Kiat untuk tumbuhkan empati anak guna cegah "bullying" saat dewasa

waktu baca 3 menit

Jakarta (KABARIN) - Psikolog Klinis Forensik Kasandra Putranto yang merupakan Anggota Ikatan Psikolog Klinis Indonesia (IPK) membagikan kiat kepada orang tua untuk menumbuhkan empati anak sejak dini sehingga dapat mencegah perilaku nirempati seperti bullying terjadi hingga dewasa.

Ia mengatakan salah satu kiat praktisnya ialah agar orang tua dapat menjadi model empati dalam kegiatan sehari-hari sehingga ketika anak bermasyarakat tentunya anak dapat menerapkan hal serupa.
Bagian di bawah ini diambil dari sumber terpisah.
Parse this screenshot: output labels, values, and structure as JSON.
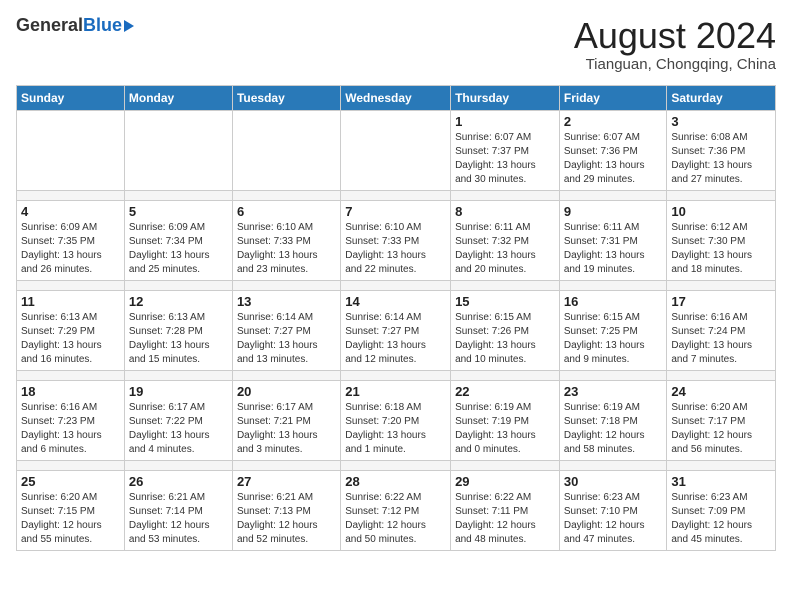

"Jika seseorang belajar sejak kecil bahwa kekerasan tidak dapat diterima dan mengandung konsekuensi yang tegas, tentu mereka akan lebih berhati-hati dengan setiap tindakan maupun ucapannya," kata Kasandra kepada ANTARA, Senin.

Kasandra mengatakan pada dasarnya empati tidak tumbuh secara otomatis, justru memang harus dicontohkan terus menerus terutama oleh orang tua yang merupakan lingkungan sosial pertama anak.

Ketika orang tua menjadi contoh bagi anak-anaknya dalam bertindak dan bertutur kata maka hal tersebut tentunya akan menjadi nilai yang dipegang oleh anak ketika ia terlibat di lingkungan sosial yang lebih luas selain keluarga.

"Anak belajar dari cara orang tua memperlakukan orang lain termasuk dengan asisten rumah tangga, pedagang, atau bahkan orang yang berbeda pendapat. Ketika orang tua sabar dan menunjukkan empatik, anak lebih mudah meniru pola itu," tambahnya.

Kiat lainnya yang dibagikan Kasandra untuk menumbuhkan empati pada anak sejak dini ialah dengan membiasakan anak untuk memahami perasaan orang lain.

Orang tua menurutnya bisa bertanya hal-hal sederhana kepada anak untuk menghadapi berbagai skenario di lingkungan sosial.

Sebagai contoh orang tua mengajak anak untuk memahami perasaan seseorang yang diejek dengan pertanyaan terbuka dan bersifat reflektif seperti, "menurutmu jika ada di posisinya bagaimana perasaannya?".

Diskusi yang terjalin antara orang tua dan anak dengan tipe pertanyaan sejenis dinilai dapat mengembangkan kemampuan perspektif emosional buah hati sehingga akhirnya ia bisa menumbuhkan empati dan tidak semena-mena pada saat di lingkungan sosial.

Terakhir, orang tua perlu membatasi paparan konten yang bersifat kekerasan atau dapat menimbulkan kecanduan dari media termasuk dari platform sosial terhadap anak.

Dunia dalam layar seperti media sosial menurut Kasandra seringkali membuat jarak emosional antar orang yang berinteraksi di dalamnya menjadi kabur. Apabila konten-konten yang bersifat negatif terbiasa menjadi hal yang dikonsumsi oleh anak maka akan sulit menumbuhkan empati.

Idealnya orang tua mendampingi anak saat sang buah hati mengakses dunia dalam layar sehingga ia dapat mempelajari hal yang bisa dilakukan di dunia nyata dan mana yang harus dihindari apabila ternyata hal itu tidak baik.

"Orang tua perlu mengajak anak-anak menganalisis isi media bersama, bukan hanya melarang," kata Kasandra.

Membentuk empati sejak dini pada anak-anak penting dilakukan agar anak tidak tumbuh menjadi pelaku perundungan pada saat dewasa.

Baru-baru ini, terjadi kasus perundungan dalam bentuk olok-olok di media sosial yang dilakukan enam mahasiswa dari Universitas Udayana kepada salah satu kolega mereka berinisial TAS (22) yang meninggal dunia.

Olok-olok itu dinilai warganet Indonesia sebagai tindakan yang nirempati karena ditujukan pada korban yang mengakhiri nyawanya secara tragis.

Hal ini membuat sejumlah mahasiswa yang mengolok-olok TAS tersebut mendapatkan sanksi diberhentikan secara tidak hormat dari Universitas Udayana.

Universitas Udayana pun telah membuat tim investigasi untuk menelusuri kasus meninggalnya TAS (22) yang diduga menjadi korban perundungan semasa hidupnya.

TAS (22) ditemukan meninggal dunia di gedung kampus FISIP Universitas Udayana pada Rabu (15/10) pagi. Korban sempat dilarikan ke RSUP Prof. Ngoerah Denpasar setelah ditemukan dalam keadaan luka parah. Namun, pihak RS Sanglah menyatakan nyawa korban tidak bisa tertolong.